Conférence à Alençon

Mercredi 13 mai 2020 de 20h30 à 23h30

Salle de la Halle aux Toiles
Place Poulet Malassis
61000 Alençon

Pré-inscription suspendue Pre-registratie tijdelijk opgeschort


Programme


20h30

Elisa HAMON, parent d’une enfant atteinte du Syndrome de Rett.


21h

Le syndrome de Rett : un peu de génétique

Le syndrome de Rett est un désordre neurologique sévère touchant quasi exclusivement les filles, environ 1 /15 000 naissances féminines.  Il en existe des formes typiques et d’autres atypiques. C’est une maladie génétique, car elle est liée à une altération principalement du gène MECP2, situé sur le chromosome X. Parfois d’autres gènes sont impliqués (CDKL5, FOXG1…). Dans tous les cas, il n’y habituellement aucun antécédent dans la famille, et l’enfant atteinte est la seule de sa fratrie.

Le diagnostic est évoqué cliniquement, en reprenant l’histoire de l’enfant, souvent très évocatrice quand elle est dite « typique ». Ensuite, le diagnostic est confirmé grâce à l’étude génétique, en biologie moléculaire, du gène MECP2. Le diagnostic de certitude est fondamental pour établir le pronostic, guider les professionnels qui prennent en charge l’enfant et pour réaliser un conseil génétique fiable.

Dr Aurélia Jacquette

Ancienne interne des Hôpitaux de Paris, Spécialiste en génétique médicale. A exercé pendant plus de 10 ans comme chef de clinique puis praticien hospitalier dans le département de génétique de la Pitié-Salpêtrière à Paris, au sein du centre de référence maladies rares « Déficiences intellectuelles de causes rares » (filière Défiscience). A notamment développé une consultation dédiée au diagnostic et à la prise en charge des adultes présentant une déficience intellectuelle. Travaille actuellement au CHIC Alençon-Mamers en lien avec le CHU de Caen.


21h30

Le management de l’épilepsie dans le syndrome  de Rett.
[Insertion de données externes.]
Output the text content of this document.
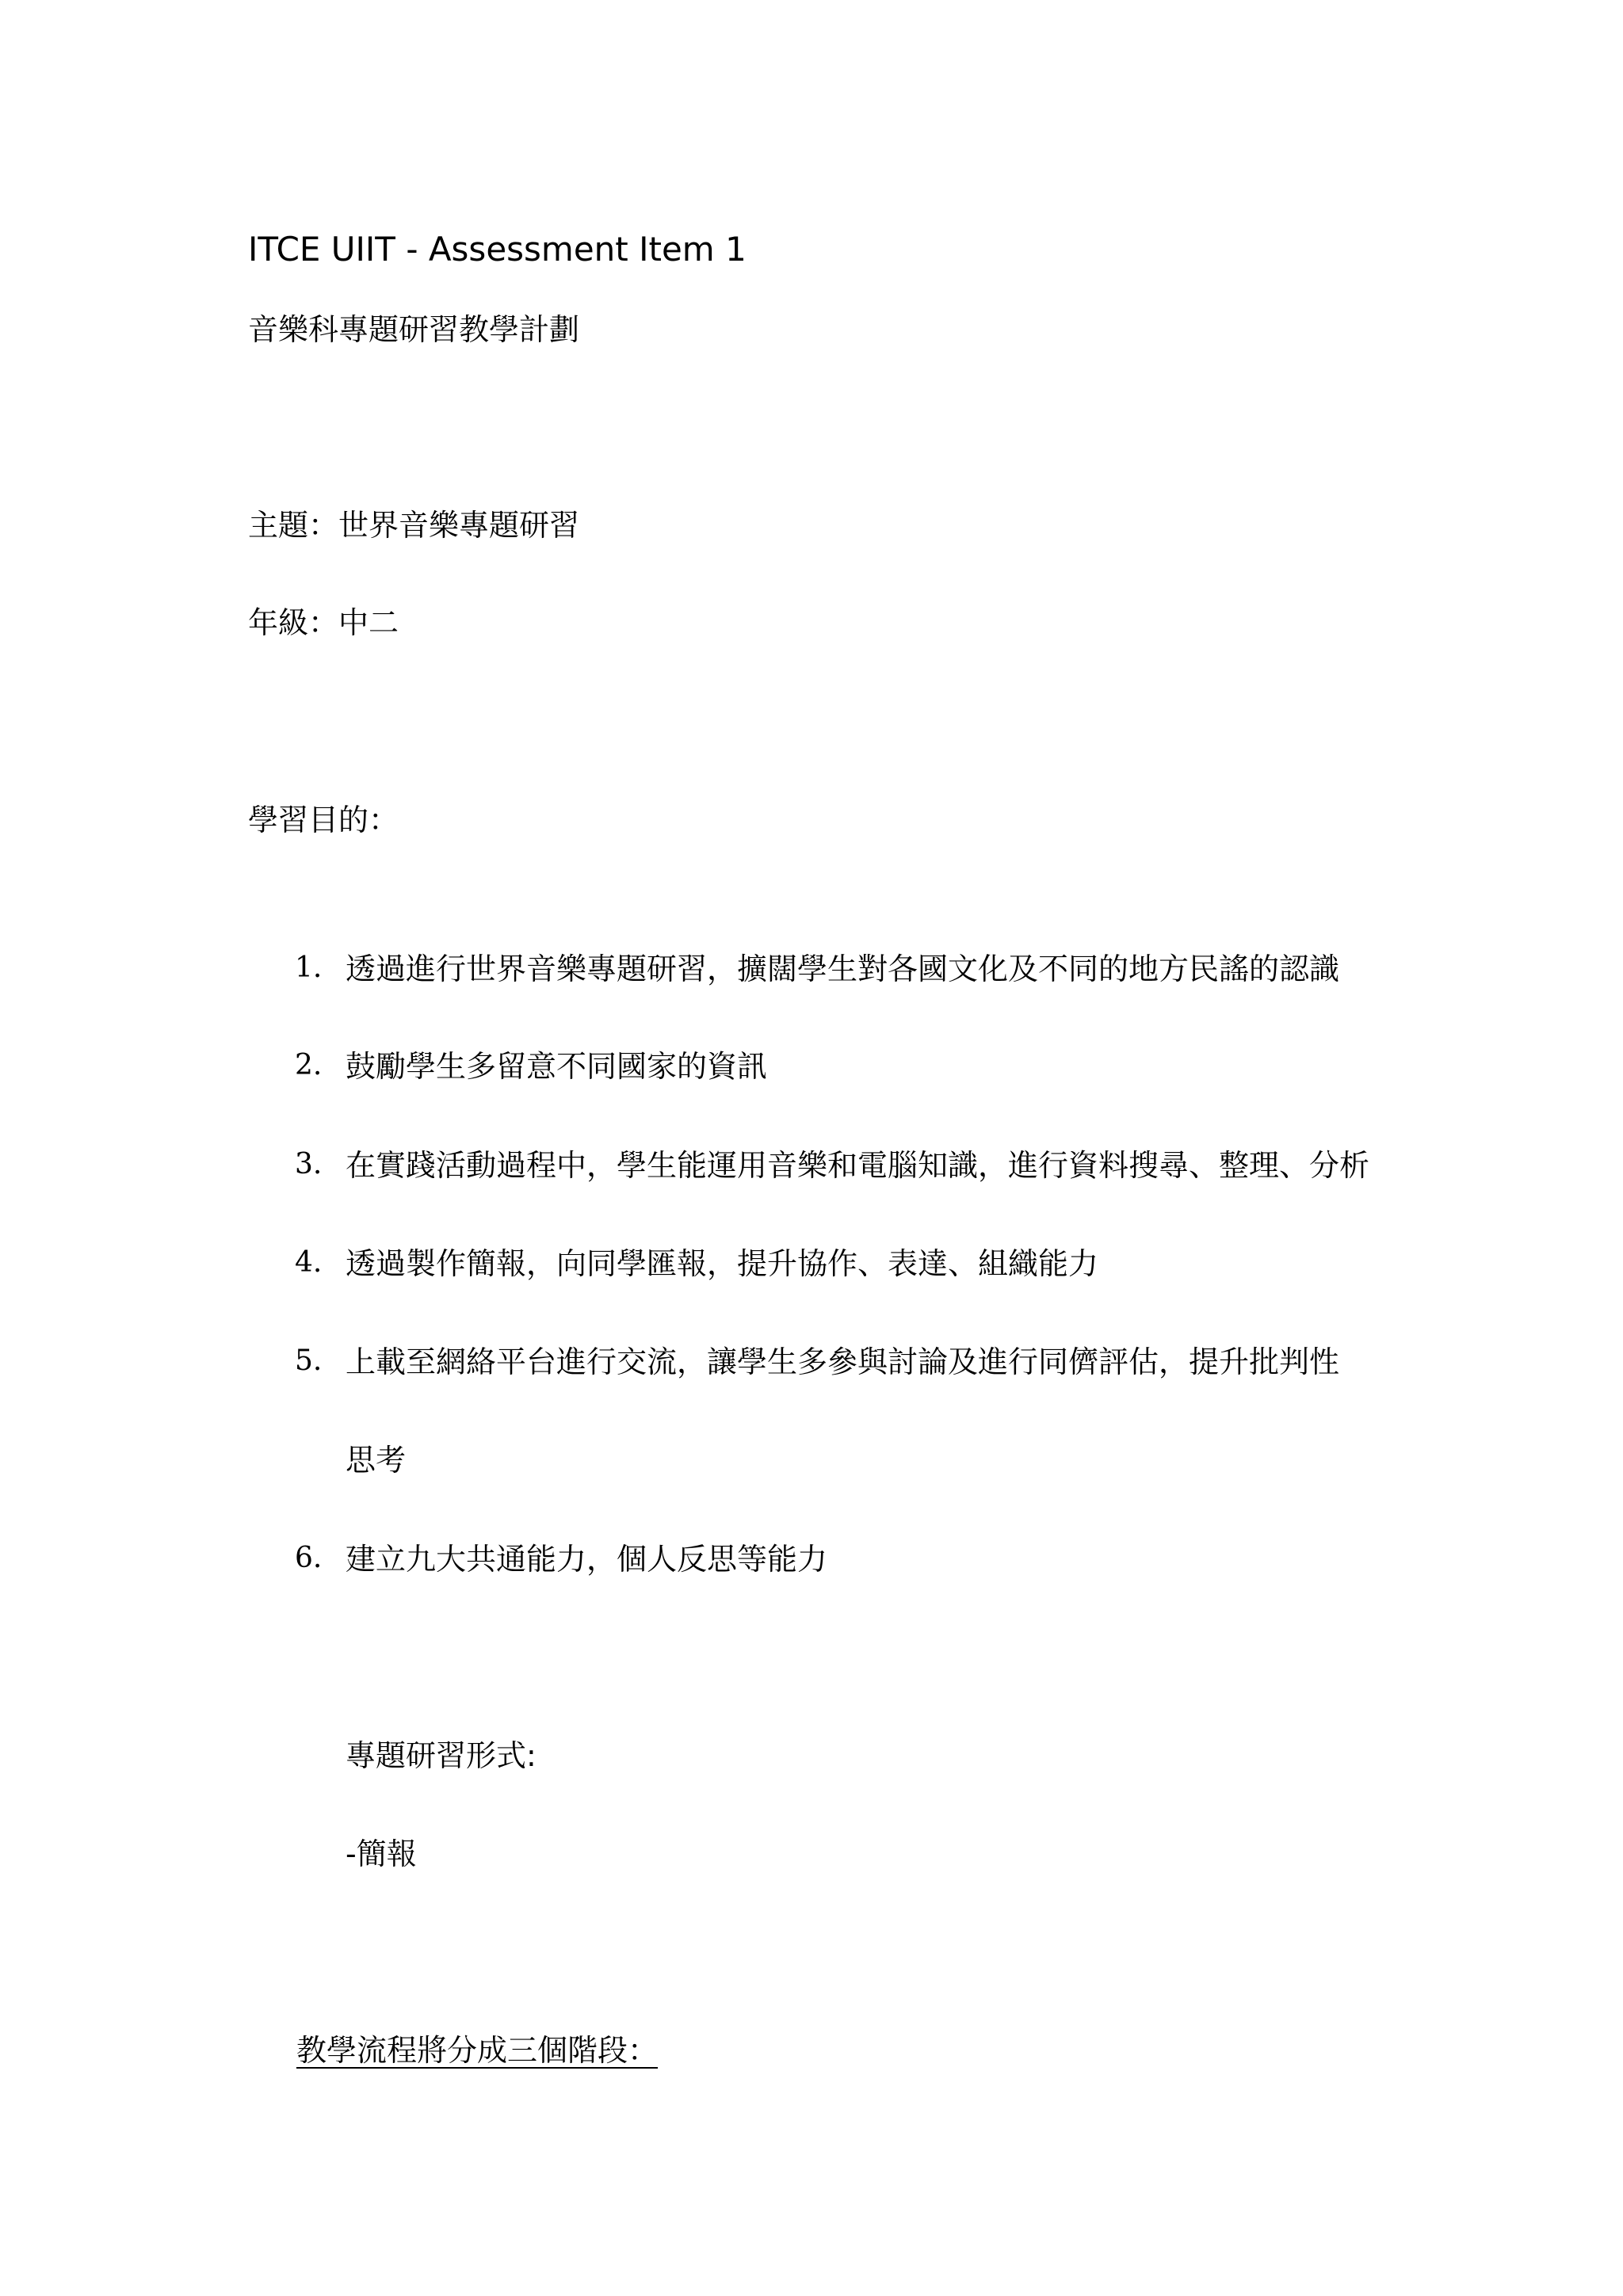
ITCE UIIT - Assessment Item 1
音樂科專題研習教學計劃
主題：世界音樂專題研習
年級：中二
學習目的：
1. 透過進行世界音樂專題研習，擴闊學生對各國文化及不同的地方民謠的認識
2. 鼓勵學生多留意不同國家的資訊
3. 在實踐活動過程中，學生能運用音樂和電腦知識，進行資料搜尋、整理、分析
4. 透過製作簡報，向同學匯報，提升協作、表達、組織能力
5. 上載至網絡平台進行交流，讓學生多參與討論及進行同儕評估，提升批判性
思考
6. 建立九大共通能力，個人反思等能力
專題研習形式:
-簡報
教學流程將分成三個階段：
Le syndrome de Rett est une maladie neuro développementale d’origine génétique qui touche quasi exclusivement les filles et qui est due dans 95% des cas à une mutation dans le gène MECP2. Depuis la découverte de l’implication du gène MECP2 dans la physiopathologie de la maladie, d’autres gènes ont été décrits, comme CDKL5 ou FOXG1 qui sont responsables des formes nommées atypiques’’.  D’abord silencieuse, la maladie entraine des anomalies variables dans le temps, avec une perte des acquisitions cognitives et motrices survenant après une période de développement normal. L’épilepsie fait partie des comorbidités neurologiques fréquentes du syndrome de Rett, et le control complet des crises reste parfois difficile, car dans 30% de cas elles sont pharmaco résistantes. D’autres approches thérapeutiques peuvent être proposés dans ces cas, après l’avis d’un spécialiste neurologue ou neuropédiatre, comme la stimulation du nerf vague (VNS) ou le régime cétogène. Il n’existe qu’un nombre limité d’études sur le traitement antiépileptique dans le syndrome de Rett et parmi celles-ci, la plupart sont des études sur des petites cohortes avec des patients qui étaient sous différentes schémas thérapeutiques et pas ou peu d’études contre placebo. Les molécules à large spectre comme le valproate ou la lamotrigine sont les plus utilisés à présent. Un outil fondamental du puzzle pour le diagnostic positif de l’épilepsie reste l’électroencéphalogramme, premièrement pour le diagnostic différentiel avec les manifestations paroxystiques non épileptiques (qui restent très fréquentes dans le syndrome de Rett) et secondairement pour chercher à établir une possible corrélation phénotype-génotype selon l’aspect électro-clinique, comme a été suggéré par certaines études.

Dr Ruxandra Cardas
CHIC Alençon / Hôpital Trousseau Paris

Neuropédiatre avec études approfondies dans le domaine des maladies rares depuis 2017, avec participation à plusieurs projets de recherche clinique et congrès nationaux et internationaux. Travaille à présent comme médecin spécialiste au sein de l’AFM Téléthon dans le cadre de la plateforme des essais cliniques pédiatriques pour les maladies neuromusculaires IMOTION à l’Hôpital Trousseau Paris et également à l’hôpital d’Alençon.


22h

La prise en charge au niveau paramédical.

Chantal LEBRUN-BRECHER, psychomotricienne à l’IME Godegrand.


22h30

La prise en charge au niveau paramédical.

Elsa GILBERT psychomotricienne et équithérapeute au centre équestre de Montmirel.


Un petit moment d’échanges-débat sera prévu à la fin de la conférence.